The G7, along with the European Union and Australia, introduced the price cap mechanism on Russian oil in December and extended it to fuel in February. Initially, EU nations agreed to review the price cap every two months, and the G7 would review it “as appropriate,” including assessing its implementation and adherence.
However, the G7 has not conducted a review since March, and insiders familiar with G7 policies indicate no immediate plans for adjustments to the scheme.
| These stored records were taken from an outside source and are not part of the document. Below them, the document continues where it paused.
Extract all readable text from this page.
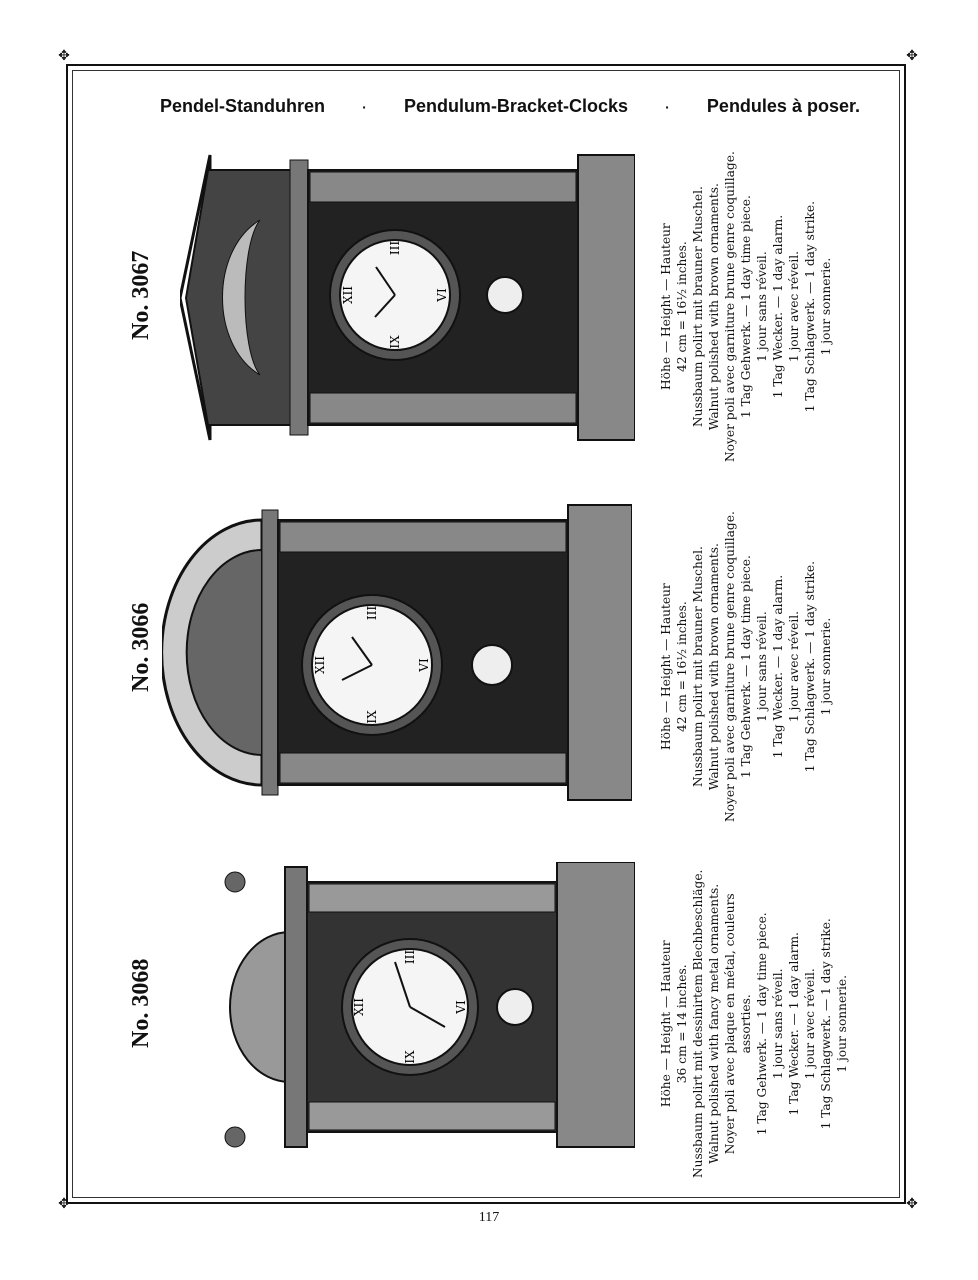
✥	✥
✥	✥
Pendel-Standuhren	· Pendulum-Bracket-Clocks	· Pendules à poser.
No. 3067
No. 3066
No. 3068
XII	VI
IX
III
XII	VI
IX
III
XII	VI
IX
III
Höhe — Height — Hauteur 42 cm = 16½ inches. Nussbaum polirt mit brauner Muschel. Walnut polished with brown ornaments. Noyer poli avec garniture brune genre coquillage. 1 Tag Gehwerk. — 1 day time piece. 1 jour sans réveil. 1 Tag Wecker. — 1 day alarm. 1 jour avec réveil. 1 Tag Schlagwerk. — 1 day strike. 1 jour sonnerie.
Höhe — Height — Hauteur 42 cm = 16½ inches. Nussbaum polirt mit brauner Muschel. Walnut polished with brown ornaments. Noyer poli avec garniture brune genre coquillage. 1 Tag Gehwerk. — 1 day time piece. 1 jour sans réveil. 1 Tag Wecker. — 1 day alarm. 1 jour avec réveil. 1 Tag Schlagwerk. — 1 day strike. 1 jour sonnerie.
Höhe — Height — Hauteur 36 cm = 14 inches. Nussbaum polirt mit dessinirtem Blechbeschläge. Walnut polished with fancy metal ornaments. Noyer poli avec plaque en métal, couleurs assorties. 1 Tag Gehwerk. — 1 day time piece. 1 jour sans réveil. 1 Tag Wecker. — 1 day alarm. 1 jour avec réveil. 1 Tag Schlagwerk. — 1 day strike. 1 jour sonnerie.
117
While some EU countries were interested in a review, there appeared to be limited appetite from the United States and G7 members for changes.
The price cap mechanism allows third countries to purchase Russian fuel using Western ship insurance, provided they can prove that the purchase complies with price limits set at $60 per barrel for crude, $45 per barrel for heavy fuel, and $100 per barrel for light fuel like gasoline and diesel.
The mechanism aimed to reduce Moscow’s revenues amid its conflict with Ukraine while preventing market disruptions due to an EU ban on Russian oil. Although the average price of Russia’s flagship crude grade, Urals, exceeded the $60 per barrel cap in August, Russia has adapted by shifting most exports to domestic or non-Western foreign shippers that don’t require Western insurance coverage.
At least 40 intermediaries, including companies with no prior involvement in the sector, handled over half of Russia’s crude and refined product exports between March and June, demonstrating the shift away from Western shipping.
While Western ships are less involved in transporting Russian crude, they still play a role in moving products due to increased challenges in monitoring product shipments. A U.S. Treasury official has stated that the cap remains effective in reducing Russian revenues, and while the group remains flexible, there are currently no immediate plans for revisions to the scheme.